According to Axios reporting cited in the warning, power demand is projected to grow up to tenfold between now and 2030. That's a pace the existing electricity system was never designed to handle. The buildout of new generation capacity, transmission lines, and storage takes years. Permitting alone can stretch into decades for nuclear plants. Grid modernization, by contrast, operates on timelines measured in political cycles and investor returns, not technological possibility.

Bitcoin miners and AI operators face the same hard constraint: power is finite and expensive. Bitcoin mining already concentrates in regions with cheap electricity, typically near hydroelectric dams or coal plants with spare capacity. As those margins tighten, miners will hunt for newer, faster sources. AI data centers are doing the same, bidding aggressively for available power and sometimes signing long-term contracts directly with utilities or independent power producers.

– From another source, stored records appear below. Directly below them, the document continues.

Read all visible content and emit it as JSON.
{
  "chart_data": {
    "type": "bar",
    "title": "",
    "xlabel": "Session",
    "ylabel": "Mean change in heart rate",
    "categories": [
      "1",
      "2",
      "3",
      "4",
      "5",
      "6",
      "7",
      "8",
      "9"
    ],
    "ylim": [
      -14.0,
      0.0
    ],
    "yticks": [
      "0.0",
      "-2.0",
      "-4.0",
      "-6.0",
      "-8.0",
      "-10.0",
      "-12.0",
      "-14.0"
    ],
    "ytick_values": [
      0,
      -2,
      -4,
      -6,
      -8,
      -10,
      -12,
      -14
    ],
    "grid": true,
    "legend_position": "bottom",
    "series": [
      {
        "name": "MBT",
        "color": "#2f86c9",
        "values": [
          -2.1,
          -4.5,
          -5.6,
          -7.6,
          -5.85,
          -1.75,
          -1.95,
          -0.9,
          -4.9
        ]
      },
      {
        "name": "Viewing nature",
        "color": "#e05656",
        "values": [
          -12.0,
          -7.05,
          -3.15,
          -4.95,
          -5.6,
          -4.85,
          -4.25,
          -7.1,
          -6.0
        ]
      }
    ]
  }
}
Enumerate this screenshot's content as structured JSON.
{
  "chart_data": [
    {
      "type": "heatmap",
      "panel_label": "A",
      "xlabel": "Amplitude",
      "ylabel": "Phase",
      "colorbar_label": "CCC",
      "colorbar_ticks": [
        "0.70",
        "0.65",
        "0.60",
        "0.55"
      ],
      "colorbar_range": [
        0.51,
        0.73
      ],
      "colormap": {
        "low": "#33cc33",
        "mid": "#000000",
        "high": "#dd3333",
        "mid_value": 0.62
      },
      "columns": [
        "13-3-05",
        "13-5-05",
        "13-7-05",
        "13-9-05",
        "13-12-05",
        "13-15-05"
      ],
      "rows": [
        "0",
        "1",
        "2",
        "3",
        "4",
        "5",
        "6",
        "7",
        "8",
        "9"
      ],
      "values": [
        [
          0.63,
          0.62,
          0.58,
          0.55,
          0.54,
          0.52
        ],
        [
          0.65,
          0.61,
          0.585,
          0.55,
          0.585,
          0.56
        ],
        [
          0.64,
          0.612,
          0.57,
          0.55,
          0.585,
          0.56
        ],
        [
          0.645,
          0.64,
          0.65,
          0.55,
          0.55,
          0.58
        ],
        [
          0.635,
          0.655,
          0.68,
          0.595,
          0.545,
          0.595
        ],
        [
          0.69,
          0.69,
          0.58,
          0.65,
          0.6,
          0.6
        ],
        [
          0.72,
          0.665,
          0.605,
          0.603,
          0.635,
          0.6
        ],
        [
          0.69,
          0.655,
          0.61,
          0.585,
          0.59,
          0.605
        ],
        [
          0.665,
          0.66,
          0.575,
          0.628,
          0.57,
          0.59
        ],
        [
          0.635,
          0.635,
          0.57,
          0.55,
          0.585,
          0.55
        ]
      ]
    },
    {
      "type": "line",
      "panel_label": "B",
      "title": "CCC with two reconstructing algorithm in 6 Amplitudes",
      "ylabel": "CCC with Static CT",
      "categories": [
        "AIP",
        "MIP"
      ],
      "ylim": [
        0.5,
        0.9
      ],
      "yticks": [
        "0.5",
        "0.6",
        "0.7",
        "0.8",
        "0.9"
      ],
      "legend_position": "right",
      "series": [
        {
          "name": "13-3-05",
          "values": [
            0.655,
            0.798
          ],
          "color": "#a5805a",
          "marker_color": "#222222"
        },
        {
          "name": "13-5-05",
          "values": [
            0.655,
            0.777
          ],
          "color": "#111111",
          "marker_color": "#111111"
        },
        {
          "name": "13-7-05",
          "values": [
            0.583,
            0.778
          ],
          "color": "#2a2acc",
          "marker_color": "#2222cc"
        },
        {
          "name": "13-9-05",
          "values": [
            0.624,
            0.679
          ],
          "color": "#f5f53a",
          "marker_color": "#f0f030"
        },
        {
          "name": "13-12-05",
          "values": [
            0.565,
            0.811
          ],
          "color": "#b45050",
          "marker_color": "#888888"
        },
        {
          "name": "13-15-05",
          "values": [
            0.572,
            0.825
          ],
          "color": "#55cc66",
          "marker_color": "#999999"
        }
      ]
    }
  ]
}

The structural tension is real. Neither industry can throttle demand downward without sacrificing growth or profitability. Grid operators can't spin up capacity fast enough to avoid shortages. The gap widens.

Even prominent voices in energy and technology have struggled to articulate a solution that clears the math. New nuclear plants take a decade or more to permit and build. Renewable capacity is growing but remains intermittent without storage at scale. Gas and coal plants face rising permitting friction and pressure to retire.

The White House figure assumes significant new investment arrives. If it doesn't, or arrives slower than projected, the squeeze accelerates. Higher electricity prices ripple through both industries. For Bitcoin miners operating on tight margins, a 58% jump in power costs could force consolidation or migration to regions with more capacity. For AI operators paying billions to build data centers, cost inflation cuts into returns and may shift where new facilities get built.

The gridlock isn't a technical mystery. It's an infrastructure problem disguised as an energy problem. The timeline to resolve it runs well past 2030, and the capital required is enormous. Until new generation and transmission get built and operational, competition for existing capacity will only sharpen.